The basalt works of the Rheinische Provinzial-Basaltwerke lies between Gerolstein and Birresborn. A class 323 (Köf II) locomotive is stationed at the works for the shunting of freight trains that arrive irregularly.

The important Bahnbetriebswerk (locomotive depot) Gerolstein was once based in Gerolstein station.
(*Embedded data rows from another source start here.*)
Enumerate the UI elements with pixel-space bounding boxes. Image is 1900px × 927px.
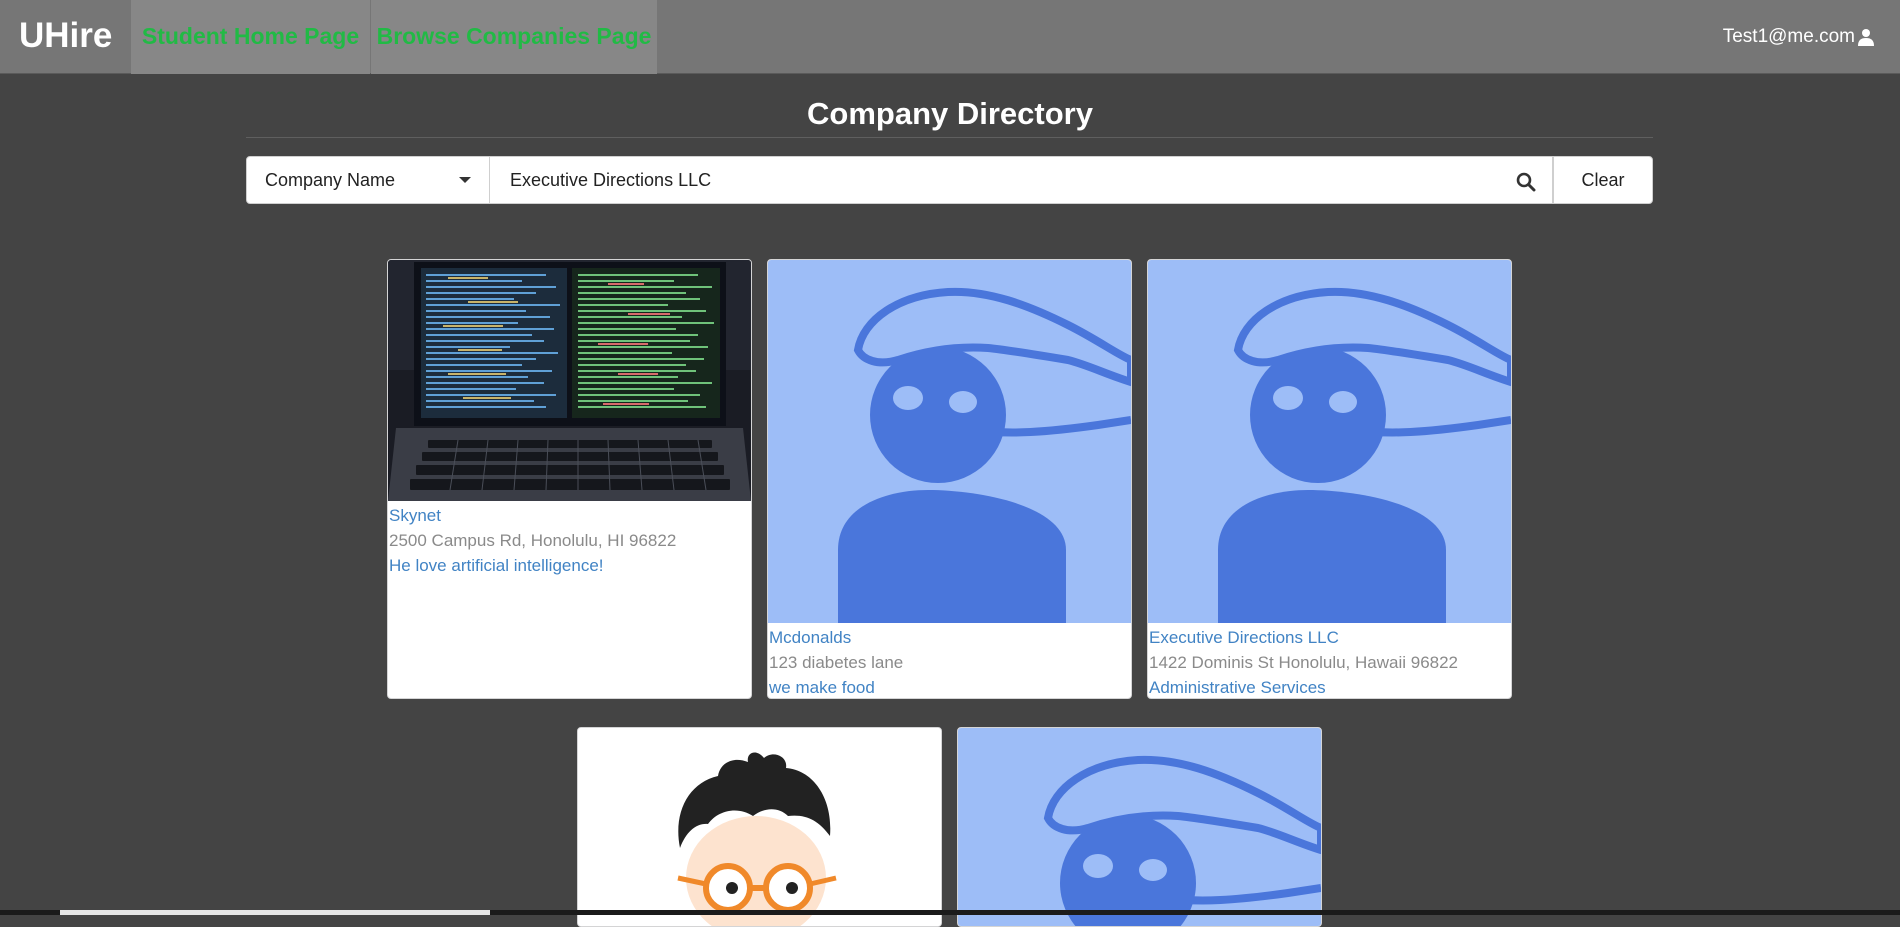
header-divider: [246, 137, 1653, 138]
default-avatar-image: [958, 728, 1321, 926]
company-card[interactable]: [957, 727, 1322, 927]
search-icon[interactable]: [1516, 172, 1536, 192]
brand-logo[interactable]: UHire: [19, 14, 112, 58]
card-content: Executive Directions LLC 1422 Dominis St…: [1148, 623, 1511, 698]
company-card[interactable]: [577, 727, 942, 927]
company-card[interactable]: Mcdonalds 123 diabetes lane we make food: [767, 259, 1132, 699]
search-field: [490, 156, 1553, 204]
company-card[interactable]: Skynet 2500 Campus Rd, Honolulu, HI 9682…: [387, 259, 752, 699]
company-address: 2500 Campus Rd, Honolulu, HI 96822: [389, 531, 677, 550]
search-bar: Company Name Clear: [246, 156, 1653, 204]
user-icon: [1858, 29, 1874, 46]
company-name[interactable]: Mcdonalds: [769, 625, 1131, 650]
card-content: Skynet 2500 Campus Rd, Honolulu, HI 9682…: [388, 501, 751, 578]
company-address: 1422 Dominis St Honolulu, Hawaii 96822: [1149, 653, 1459, 672]
cartoon-boy-logo-image: [578, 728, 941, 926]
default-avatar-image: [768, 260, 1131, 623]
company-name[interactable]: Skynet: [389, 503, 751, 528]
default-avatar-image: [1148, 260, 1511, 623]
company-card[interactable]: Executive Directions LLC 1422 Dominis St…: [1147, 259, 1512, 699]
company-description: Administrative Services: [1149, 678, 1326, 697]
filter-selected-value: Company Name: [265, 169, 396, 190]
user-menu[interactable]: Test1@me.com: [1723, 22, 1875, 52]
company-name[interactable]: Executive Directions LLC: [1149, 625, 1511, 650]
top-navbar: UHire Student Home Page Browse Companies…: [0, 0, 1900, 74]
company-description: He love artificial intelligence!: [389, 556, 604, 575]
nav-browse-companies-page[interactable]: Browse Companies Page: [371, 0, 657, 74]
caret-down-icon: [459, 177, 471, 183]
page-title: Company Directory: [807, 96, 1093, 131]
nav-student-home-page[interactable]: Student Home Page: [131, 0, 370, 74]
horizontal-scrollbar-thumb[interactable]: [60, 910, 490, 915]
filter-dropdown[interactable]: Company Name: [246, 156, 490, 204]
user-email: Test1@me.com: [1722, 26, 1855, 47]
card-content: Mcdonalds 123 diabetes lane we make food: [768, 623, 1131, 698]
company-image: [388, 260, 751, 501]
company-address: 123 diabetes lane: [769, 653, 904, 672]
clear-button[interactable]: Clear: [1553, 156, 1653, 204]
search-input[interactable]: [490, 157, 1552, 203]
company-description: we make food: [769, 678, 875, 697]
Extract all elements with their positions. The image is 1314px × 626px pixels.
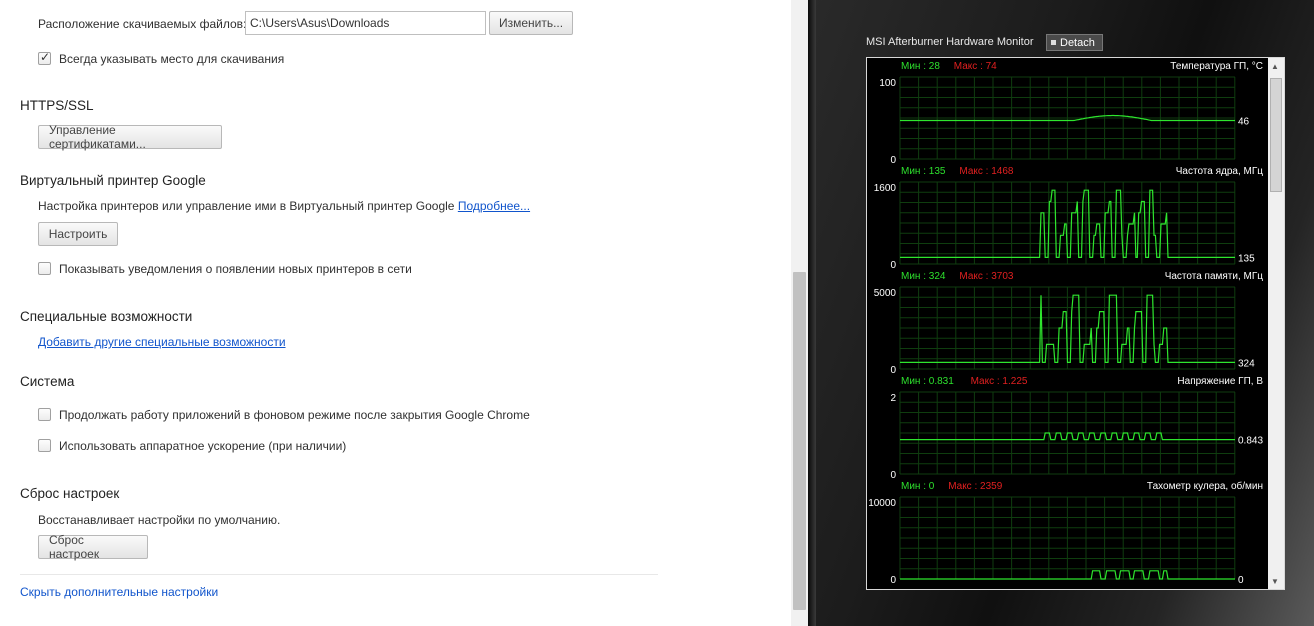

Only a roundhouse and turntable still exist. Today, the works are used as a railway museum and depot for the heritage railway on the Cross Eifel Railway.

The station has five railway platforms to this day as a relic from its period as a junction station.

== Services==

The following services stop in Gerolstein station:

2017 timetable
| Line | Route | Frequency |
|---|---|---|
| RE 12 | Eifel-Mosel-Express: Köln Messe/Deutz – Cologne Hbf – Köln Süd – Euskirchen – Mechernich – Kall – Jünkerath – Gerolstein – Bitburg-Erdorf – Trier Hbf | Three train pairs |
| RE 22 | Eifel-Express: Köln Messe/Deutz – Köln Hbf – Köln West – Köln Süd – Erftstadt – Weilerswist – Euskirchen – Mechernich – Kall – Urft (Steinfeld) – Nettersheim – Blankenheim (Wald) – Schmidtheim – Dahlem (Eifel) – Jünkerath – Lissendorf – Oberbettingen-Hillesheim – Gerolstein | 60 min |
| RB 22 | Eifel-Express: Gerolstein – Birresborn – Densborn – Kyllburg – Bitburg-Erdorf – Speicher – Kordel – Ehrang – Pfalzel – Trier Hbf (running on the Köln–Gerolstein section as the RE 22) | 60 min |
| RB 24 | Eifel-Bahn: Köln Messe/Deutz – Köln Hbf – Köln West – Köln Süd – Hürth Kalscheuren – Brühl Kierberg – Erftstadt – Weilerswist – Euskirchen – Euskirchen Satzway - Mechernich – Kall – Urft – Nettersheim – Blankenheim (Wald) – Schmidtheim – Dahlem (Eifel) – Jünkerath – Lissendorf – Oberbettingen-Hillesheim – Gerolstein | Some additional services in the peak hour |

The RE 22 from Cologne changes designation In Gerolstein and continues towards Trier as the RB 22 and vice versa.